In het onderdeel sport schrijft het CDA dat sport maatschappelijk goud is, dat we moeten verzilveren. Het verbindt mensen en is gezond. “Wij versterken verenigingen en het verenigingsgevoel en willen meer voorzieningen voor sport en beweging in de openbare ruimte.

Het CDA koestert de vereniging en vergelijkbare rechtsvormen als bron van maatschappelijk initiatief voor branches, beroepen en vrijwilligers- activiteiten. “We zorgen ervoor dat ook kleinere verenigingen bestaansrecht houden en voldoende bestuurders kunnen aantrekken.

Bij het onderwerp duurzaamheid en klimaat schrijft het CDA dat ze lokaal en regionaal maatschappelijk vastgoed (verenigingen, scholen, cultureel erfgoed, buurthuizen en oefenlokalen) actief gaan ondersteunen en ontzorgen in de energietransitie.

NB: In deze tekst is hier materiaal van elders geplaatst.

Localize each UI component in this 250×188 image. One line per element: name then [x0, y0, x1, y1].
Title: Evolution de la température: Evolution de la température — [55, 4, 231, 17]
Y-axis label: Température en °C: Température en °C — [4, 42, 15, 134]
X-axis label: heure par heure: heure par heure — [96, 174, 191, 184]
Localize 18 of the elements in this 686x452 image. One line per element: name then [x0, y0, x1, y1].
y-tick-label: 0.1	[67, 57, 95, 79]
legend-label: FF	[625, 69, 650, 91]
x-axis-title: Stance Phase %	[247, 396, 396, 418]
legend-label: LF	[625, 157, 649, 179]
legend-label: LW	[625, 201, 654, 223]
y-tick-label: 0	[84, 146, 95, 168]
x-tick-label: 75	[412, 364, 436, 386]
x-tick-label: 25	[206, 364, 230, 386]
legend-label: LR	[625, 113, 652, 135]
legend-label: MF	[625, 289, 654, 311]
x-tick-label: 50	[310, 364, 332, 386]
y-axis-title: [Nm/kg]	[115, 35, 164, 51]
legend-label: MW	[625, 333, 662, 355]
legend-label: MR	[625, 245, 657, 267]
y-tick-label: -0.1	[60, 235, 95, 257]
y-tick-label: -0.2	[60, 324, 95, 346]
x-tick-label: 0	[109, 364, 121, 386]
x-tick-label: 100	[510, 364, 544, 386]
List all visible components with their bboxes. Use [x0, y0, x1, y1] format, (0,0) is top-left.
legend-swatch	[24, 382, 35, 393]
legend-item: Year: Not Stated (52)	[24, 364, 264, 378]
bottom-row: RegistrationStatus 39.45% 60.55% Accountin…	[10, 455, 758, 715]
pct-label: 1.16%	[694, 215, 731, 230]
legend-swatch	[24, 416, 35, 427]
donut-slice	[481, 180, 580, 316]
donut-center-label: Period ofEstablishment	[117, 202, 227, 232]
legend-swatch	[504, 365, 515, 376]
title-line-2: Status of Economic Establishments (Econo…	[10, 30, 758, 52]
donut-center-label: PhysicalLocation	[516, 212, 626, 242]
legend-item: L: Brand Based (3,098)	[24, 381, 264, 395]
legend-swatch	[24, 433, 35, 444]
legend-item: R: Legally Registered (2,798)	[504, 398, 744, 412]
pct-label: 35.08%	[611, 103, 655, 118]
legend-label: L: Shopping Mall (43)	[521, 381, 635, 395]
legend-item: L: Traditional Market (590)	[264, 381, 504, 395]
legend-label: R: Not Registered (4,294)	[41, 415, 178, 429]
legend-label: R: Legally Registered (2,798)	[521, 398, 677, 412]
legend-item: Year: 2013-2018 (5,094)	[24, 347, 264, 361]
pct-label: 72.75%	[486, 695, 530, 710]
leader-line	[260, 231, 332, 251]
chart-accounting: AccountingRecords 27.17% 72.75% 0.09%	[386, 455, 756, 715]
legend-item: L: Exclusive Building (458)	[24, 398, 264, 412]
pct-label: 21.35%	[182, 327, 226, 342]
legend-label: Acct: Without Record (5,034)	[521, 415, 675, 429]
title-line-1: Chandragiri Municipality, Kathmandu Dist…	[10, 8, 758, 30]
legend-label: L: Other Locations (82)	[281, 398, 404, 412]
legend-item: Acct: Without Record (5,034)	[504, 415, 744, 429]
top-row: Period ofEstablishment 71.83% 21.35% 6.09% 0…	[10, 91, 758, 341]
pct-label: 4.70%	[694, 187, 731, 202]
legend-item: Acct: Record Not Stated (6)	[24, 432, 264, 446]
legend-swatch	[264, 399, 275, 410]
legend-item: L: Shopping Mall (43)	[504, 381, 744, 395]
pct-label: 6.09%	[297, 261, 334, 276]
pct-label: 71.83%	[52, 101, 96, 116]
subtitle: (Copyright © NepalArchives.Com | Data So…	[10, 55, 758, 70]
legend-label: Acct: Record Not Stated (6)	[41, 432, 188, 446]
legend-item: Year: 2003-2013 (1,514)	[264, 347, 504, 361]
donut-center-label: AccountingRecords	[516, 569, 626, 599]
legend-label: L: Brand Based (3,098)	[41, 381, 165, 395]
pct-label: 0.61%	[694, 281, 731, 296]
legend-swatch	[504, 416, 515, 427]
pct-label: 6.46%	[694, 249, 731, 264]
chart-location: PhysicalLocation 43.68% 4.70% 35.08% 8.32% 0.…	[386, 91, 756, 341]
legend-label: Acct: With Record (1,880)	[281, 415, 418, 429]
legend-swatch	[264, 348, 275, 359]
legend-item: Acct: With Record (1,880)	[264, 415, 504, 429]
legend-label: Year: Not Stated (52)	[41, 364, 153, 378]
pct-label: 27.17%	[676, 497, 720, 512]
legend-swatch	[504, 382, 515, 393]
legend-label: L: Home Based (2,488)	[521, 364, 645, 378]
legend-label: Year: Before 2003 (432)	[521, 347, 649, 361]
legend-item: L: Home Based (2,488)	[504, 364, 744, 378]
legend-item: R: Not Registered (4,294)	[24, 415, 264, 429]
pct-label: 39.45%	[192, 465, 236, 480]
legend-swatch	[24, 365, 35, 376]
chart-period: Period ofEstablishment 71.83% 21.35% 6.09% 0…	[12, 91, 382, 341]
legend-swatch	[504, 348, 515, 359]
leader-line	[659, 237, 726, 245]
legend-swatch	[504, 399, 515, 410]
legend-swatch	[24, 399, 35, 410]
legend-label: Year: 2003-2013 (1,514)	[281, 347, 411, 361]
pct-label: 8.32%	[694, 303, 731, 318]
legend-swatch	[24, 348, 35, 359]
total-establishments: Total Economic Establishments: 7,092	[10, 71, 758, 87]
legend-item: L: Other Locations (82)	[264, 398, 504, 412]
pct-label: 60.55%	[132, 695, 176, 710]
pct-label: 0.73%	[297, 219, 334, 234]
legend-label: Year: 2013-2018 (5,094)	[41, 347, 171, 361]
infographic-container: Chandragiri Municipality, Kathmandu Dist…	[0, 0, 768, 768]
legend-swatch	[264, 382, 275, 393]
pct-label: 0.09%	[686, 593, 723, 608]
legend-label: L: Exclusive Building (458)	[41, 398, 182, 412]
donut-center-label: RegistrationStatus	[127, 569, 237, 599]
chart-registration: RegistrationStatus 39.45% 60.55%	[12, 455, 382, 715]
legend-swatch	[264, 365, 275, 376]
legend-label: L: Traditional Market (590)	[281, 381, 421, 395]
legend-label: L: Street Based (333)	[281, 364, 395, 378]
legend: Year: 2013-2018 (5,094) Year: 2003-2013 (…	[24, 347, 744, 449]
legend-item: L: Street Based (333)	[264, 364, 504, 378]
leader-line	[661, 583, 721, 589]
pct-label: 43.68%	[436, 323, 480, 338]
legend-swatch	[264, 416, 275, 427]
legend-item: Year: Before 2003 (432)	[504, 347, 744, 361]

Het CDA zet onder kunst en cultuur in op het voorkomen dat de crisis leidt tot blijvende schade in de culturele sector en het rijke verenigingsleven in ons land. Na de crisis wil het CDA ervoor zorgen dat  ook makers, instellingen en gezelschappen in de culturele sector de draad weer op kunnen pakken en de samenleving weer kunnen verrijken, verrassen en vermaken. “Een herstelplan voor de hele sector moet zowel de professionals als de amateurverenigingen er bovenop helpen.”